Разин Степан - Чапыгин Алексей Павлович. Страница 78

– Отец! Поведай, сколько еще жить мне? Бисмиллахи рахмани рахим… скажи?

– Аз ин китаб-э шериф мифахмом, кэ зандегонии ту си у сэ соль туль микяшэд! [201]

Рыжий фыркнул и отошел:

– Клятой, лгет: естество истлело, чем тут жить тридцать лет? Мне бы такое предсказал – оно ништо…

В другой толпе, окруженный, но на большом просторе, стоял человек, увешанный сизыми с пестриной змеями; змеи висели на укротителе, как обрывки канатов.

Укротитель без чалмы, волосы и борода крашены в ярко-рыжий цвет, бронзовое тело, худое, с резкими мускулами, до пояса обнажено. По голубым штанам такой же кушак.

На песке в кругу людей ползала крупная змея с пестрой головой. Укротитель ударил кулаком в бубен, висевший у кушака: все змеи, недвижно пестрящие на нем, оттопырили головы и зашипели. Ползущая по кругу тоже подняла голову, остановилась на минуту и поползла прямо в одну сторону. Толпа, давая змее дорогу, спокойно расступилась. Рыжий отскочил:

– А как жогонет гад? Сколь раз видал их и не обык!

Укротитель ударил в бубен два раза, змея поднялась на хвосте с сажень вверх, мелькнула в воздухе, падая на плечи укротителя. Один человек из толпы выдвинулся, спросил:

– В чем моя судьба?

– Мар махазид суй машрик, бояд рафт Мекке бэрои хадж. Ин кисмат-э туст! [202]

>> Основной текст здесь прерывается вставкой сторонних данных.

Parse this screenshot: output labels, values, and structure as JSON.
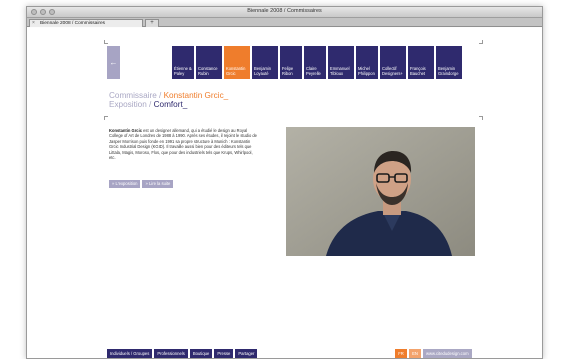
{
  "window": {
    "title": "Biennale 2008 / Commissaires"
  },
  "tab": {
    "label": "Biennale 2008 / Commissaires",
    "close": "×",
    "new_tab": "+"
  },
  "nav": {
    "back": "←",
    "items": [
      {
        "label": "Étienne & Paley"
      },
      {
        "label": "Constance Rubin"
      },
      {
        "label": "Konstantin Grcic"
      },
      {
        "label": "Benjamin Loyauté"
      },
      {
        "label": "Felipe Ribon"
      },
      {
        "label": "Claire Peyrelle"
      },
      {
        "label": "Emmanuel Tibloux"
      },
      {
        "label": "Michel Philippon"
      },
      {
        "label": "Collectif Designers+"
      },
      {
        "label": "François Bauchet"
      },
      {
        "label": "Benjamin Graindorge"
      }
    ]
  },
  "heading": {
    "prefix": "Commissaire / ",
    "name": "Konstantin Grcic_",
    "expo_prefix": "Exposition / ",
    "expo_name": "Comfort_"
  },
  "body": {
    "name_bold": "Konstantin Grcic",
    "text": " est un designer allemand, qui a étudié le design au Royal College of Art de Londres de 1988 à 1990. Après ses études, il rejoint le studio de Jasper Morrison puis fonde en 1991 sa propre structure à Munich : Konstantin Grcic Industrial Design (KGID). Il travaille aussi bien pour des éditeurs tels que Littala, Magis, Moroso, Flos, que pour des industriels tels que Krups, Whirlpool, etc."
  },
  "buttons": {
    "exposition": "» L'exposition",
    "lire_plus": "» Lire la suite"
  },
  "footer": {
    "items": [
      {
        "label": "Individuels / Groupes"
      },
      {
        "label": "Professionnels"
      },
      {
        "label": "Boutique"
      },
      {
        "label": "Presse"
      },
      {
        "label": "Partager"
      }
    ],
    "lang_fr": "FR",
    "lang_en": "EN",
    "site": "www.citedudesign.com"
  }
}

Рыжий, боясь подойти близко к укротителю, крикнул по-русски:

– Эй, сатана! Наступи гаду на хвост – поползет на полуночь. С того идти не в Мекку, а к бабам для приплоду или в кабак на гульбу!

Не зная языка московитов, укротитель покачал головой, чмокнув губами…

На шаховом майдане ударили медные набаты, взревели трубы – шах вышел гулять. А на торговый майдан входили трое: двое в казацких синих балахонах и третий в золоченых доспехах.

– Вот те святая троица, Гаврюшка! Хошь не хошь, к шаху путь, – то они!

Серебряков поддерживал Мокеева. Мокеев с дубиной в руке медленно шел, сзади их казак-толмач из персов.

Рыжий подошел, кланяясь, заговорил, шмыгая глазами:

– Робятки! Вот-то радость мне, радость нежданная… От Разина-атамана, поди, до шаха надо?

– От Степана Разина, парень. Тебе чого? – спросил Серебряков.

– Как чого? Братие, да кто у вас толмач? Ломаный язык – перс? Он завирает ваши слова, как шитье в куделе. Замест услуги атаману дело и головы сгубите – шах человек норовистой.

– Ты-то так, как тезики говорят, смыслишь? – спросил Мокеев, тяжело дыша, пошатываясь. – Горит утроба! Да, жарко, черт его! Водушки ба испить?

– Окромя персицкого надо – так арапский знаю, говор их тонко ведаю, а вы остойтесь: шах еще лишь вышел, не разгулялся, сядьте. Толмач вам воды пресной добудет, здесь она студеная!

– Ты куды?

– Платье, рухледь обменю! К шаху пойдем – шах не терпит людей в худой одежде.

– Поди, парень! Мы дождем.

На каменной скамье казаки сели, толмач пошел за водой. Рыжий юркнул в толпу.

– Начало ладное, свой объявился, по-ихнему ведает – добро! Обскажет толком.

– Как будто и ладно, Петра, да каков он человек?

– Справной, зримо то. Жил тут и обычаи ведает. Вишь, сказал: «Шах не любит худой одежи». А кабы не заботился, то было бы ему все едино – худа аль хороша одежа…

– Оно, пожалуй, что так!

Рыжий вскоре вернулся в желтом атласном кафтане турецкого покроя, по кафтану голубой кушак с золочеными кистями на концах. На голове, вместо колпака, летняя голубая мурмолка с узорами.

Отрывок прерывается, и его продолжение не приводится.